THINGS were a bit different back in 1860. “Old Tom Morris had no concept of health and safety,” chuckled the Prestwick secretary Ken Goodwin as he gazed out on Morris’s 12-hole layout that’s been recreated to mark the 150th Open celebrations.

This particular course, used for that very first staging of golf’s most cherished championship in Ayrshire all those years ago, has more criss-crosses than the checks on auld Tom’s bunnet. With players mingling here and balls flying there, a box-ticking summary from some stern-faced, tut-tutting, clipboard-wielding risk assessment officer would probably put the course on a par with a beachhead under heavy mortar fire. “There’s a part of it we jokingly call ‘the killing zone’,” added Goodwin with a wry grin. But more about that later.

While July’s Open at St Andrews was the centrepiece of the R&A’s 150th festivities, this Monday, October 17, will mark the true anniversary of the championship’s birth in its Prestwick cradle.

On that autumnal day of "fitful sunshine" back in 1860, eight of the country’s best professionals – seven Scots and one Englishman – gathered for three birls around the 12-hole course to determine a successor to the late Allan Robertson, who was widely regarded as the best golfer on the planet.

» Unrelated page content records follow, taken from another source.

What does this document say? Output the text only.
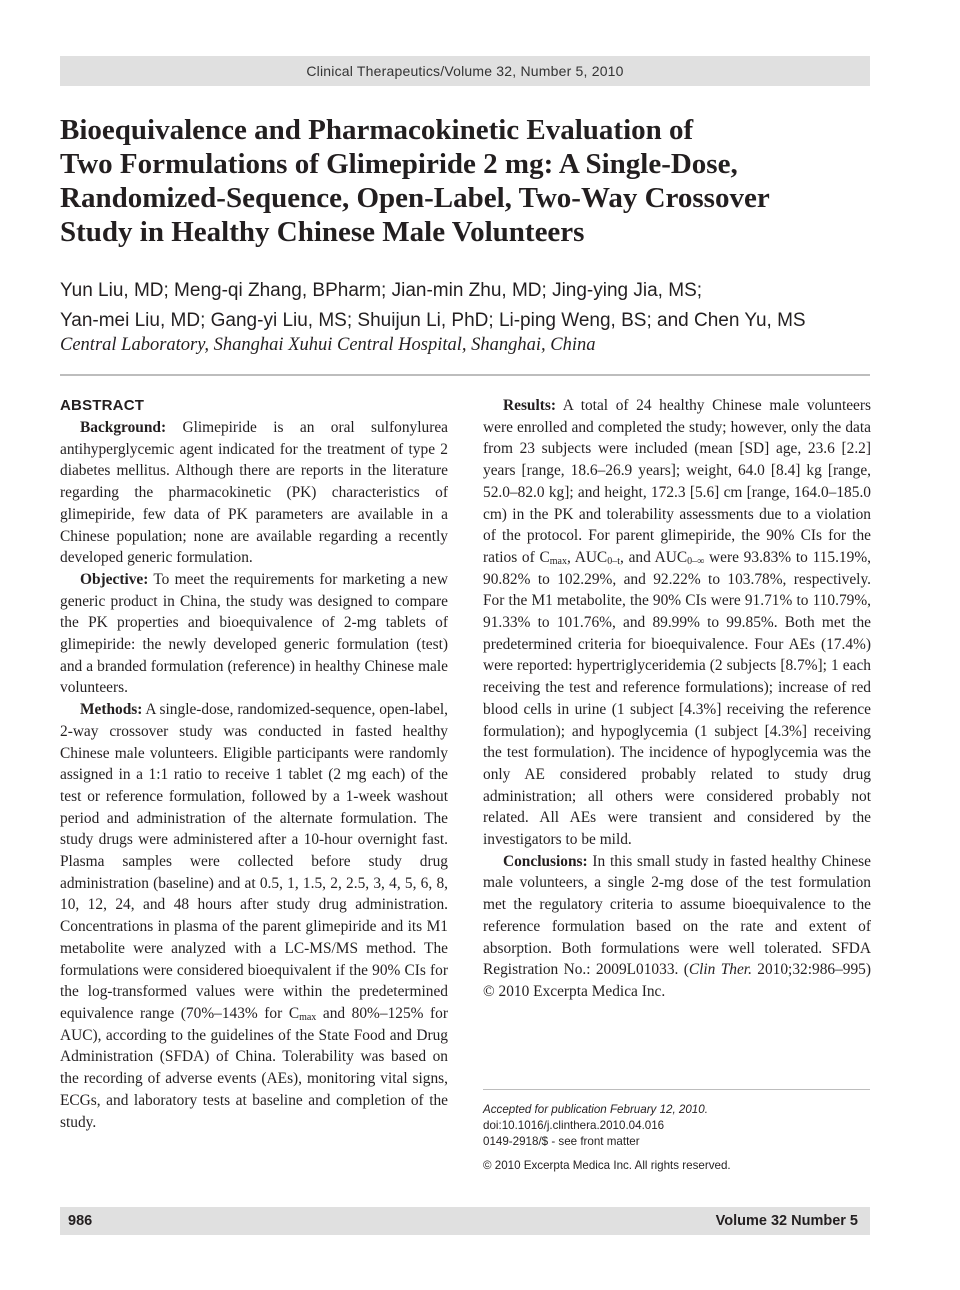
Clinical Therapeutics/Volume 32, Number 5, 2010
Bioequivalence and Pharmacokinetic Evaluation of
Two Formulations of Glimepiride 2 mg: A Single-Dose,
Randomized-Sequence, Open-Label, Two-Way Crossover
Study in Healthy Chinese Male Volunteers
Yun Liu, MD; Meng-qi Zhang, BPharm; Jian-min Zhu, MD; Jing-ying Jia, MS;
Yan-mei Liu, MD; Gang-yi Liu, MS; Shuijun Li, PhD; Li-ping Weng, BS; and Chen Yu, MS
Central Laboratory, Shanghai Xuhui Central Hospital, Shanghai, China
ABSTRACT

Background: Glimepiride is an oral sulfonylurea antihyperglycemic agent indicated for the treatment of type 2 diabetes mellitus. Although there are reports in the literature regarding the pharmacokinetic (PK) characteristics of glimepiride, few data of PK parameters are available in a Chinese population; none are available regarding a recently developed generic formulation.

Objective: To meet the requirements for marketing a new generic product in China, the study was designed to compare the PK properties and bioequivalence of 2-mg tablets of glimepiride: the newly developed generic formulation (test) and a branded formulation (reference) in healthy Chinese male volunteers.

Methods: A single-dose, randomized-sequence, open-label, 2-way crossover study was conducted in fasted healthy Chinese male volunteers. Eligible participants were randomly assigned in a 1:1 ratio to receive 1 tablet (2 mg each) of the test or reference formulation, followed by a 1-week washout period and administration of the alternate formulation. The study drugs were administered after a 10-hour overnight fast. Plasma samples were collected before study drug administration (baseline) and at 0.5, 1, 1.5, 2, 2.5, 3, 4, 5, 6, 8, 10, 12, 24, and 48 hours after study drug administration. Concentrations in plasma of the parent glimepiride and its M1 metabolite were analyzed with a LC-MS/MS method. The formulations were considered bioequivalent if the 90% CIs for the log-transformed values were within the predetermined equivalence range (70%–143% for $C_{max}$ and 80%–125% for AUC), according to the guidelines of the State Food and Drug Administration (SFDA) of China. Tolerability was based on the recording of adverse events (AEs), monitoring vital signs, ECGs, and laboratory tests at baseline and completion of the study.

Results: A total of 24 healthy Chinese male volunteers were enrolled and completed the study; however, only the data from 23 subjects were included (mean [SD] age, 23.6 [2.2] years [range, 18.6–26.9 years]; weight, 64.0 [8.4] kg [range, 52.0–82.0 kg]; and height, 172.3 [5.6] cm [range, 164.0–185.0 cm) in the PK and tolerability assessments due to a violation of the protocol. For parent glimepiride, the 90% CIs for the ratios of $C_{max}$, $AUC_{0-t}$, and $AUC_{0-\infty}$ were 93.83% to 115.19%, 90.82% to 102.29%, and 92.22% to 103.78%, respectively. For the M1 metabolite, the 90% CIs were 91.71% to 110.79%, 91.33% to 101.76%, and 89.99% to 99.85%. Both met the predetermined criteria for bioequivalence. Four AEs (17.4%) were reported: hypertriglyceridemia (2 subjects [8.7%]; 1 each receiving the test and reference formulations); increase of red blood cells in urine (1 subject [4.3%] receiving the reference formulation); and hypoglycemia (1 subject [4.3%] receiving the test formulation). The incidence of hypoglycemia was the only AE considered probably related to study drug administration; all others were considered probably not related. All AEs were transient and considered by the investigators to be mild.

Conclusions: In this small study in fasted healthy Chinese male volunteers, a single 2-mg dose of the test formulation met the regulatory criteria to assume bioequivalence to the reference formulation based on the rate and extent of absorption. Both formulations were well tolerated. SFDA Registration No.: 2009L01033. (Clin Ther. 2010;32:986–995) © 2010 Excerpta Medica Inc.

Accepted for publication February 12, 2010.
doi:10.1016/j.clinthera.2010.04.016
0149-2918/$ - see front matter
© 2010 Excerpta Medica Inc. All rights reserved.
986	Volume 32 Number 5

Teeing off at high noon – Morris hit the first ba’ – they zipped through 24 holes, nipped to the Red Lion pub for lunch and a couple of libations, and returned for a final circuit of 12. The 36-holes were all done and dusted in a sprightly four-and-a-half hours. In those days, players didn’t undertake meticulous scrutiny of the yardage book or perform elaborate, pre-shot routines that resemble the mating rituals of the Greater Sage Grouse like they do now.

Nine years before that first championship, Old Tom had laid out the original Prestwick links in his own style. “He would look for good places to put greens and he’d take a bundle of feathers with him,” said Goodwin. “Once he’d found a good place, he’d put a feather in the ground. Then he’d wander off and find another place. Tom didn’t walk in straight lines. He criss-crossed. If there was a sand dune in the road it was up to the golfer to negotiate it. You either went over it or round it. I’m not sure if it’s true but it’s suggested Old Tom had two shovels, a wheelbarrow and a navvy as his earth moving equipment.”

The current custodian of the links, head greenkeeper Dave Edmondson, had a bit more heavy machinery to work with as he set about reinstating five greens, shearing away long grasses and moulding special teeing areas to replicate the original routing of this treasured golfing antiquity. “Old Tom’s mantra was saund, saund and mair saund,” said Goodwin with a smile. “And given the amount of sand Dave put down, he’s obviously followed that too.”

To prevent players being clattered and battered by shots hurtling hither and yon, caddies and members have been trained up as walking marshals to usher groups safely around the course. They wear re-enforced caps, have walkie-talkies to keep abreast of movement and utilise high-tech neon torches flashing green or red to signal whether the coast is clear or not. What were we saying about that killing zone again?

“The most interesting hole is the sixth,” noted Goodwin of this eye-opening intersection. “If you stand on the tee, you have the first, the fifth and 12th crossing immediately in front of you. When you get further down you have the second, seventh, the ninth and the 10th to the side. When you get to the green you have the third hole. That’s just a flavour of it.”

Regular readers will be delighted to know, then, that your correspondent, armed with a hickory set of mashies, niblicks, jiggers and cleeks, emerged unscathed from this wonderfully quaint and quirky step back in golfing time. Well, not quite. On the first – a mighty 578-yarder where Old Tom’s son, the great Young Tom, made a quite astonishing three during The Open of 1870 – I thrashed, swiped, skittered and hoiked my way to a 10. It wasn’t the only double digit. All in all, I like to think I cobbled together a fairly solid round that was sullied by a solitary par.

It wasn’t a day for worrying about scoring, though. It was a day for wallowing in Prestwick’s glorious history.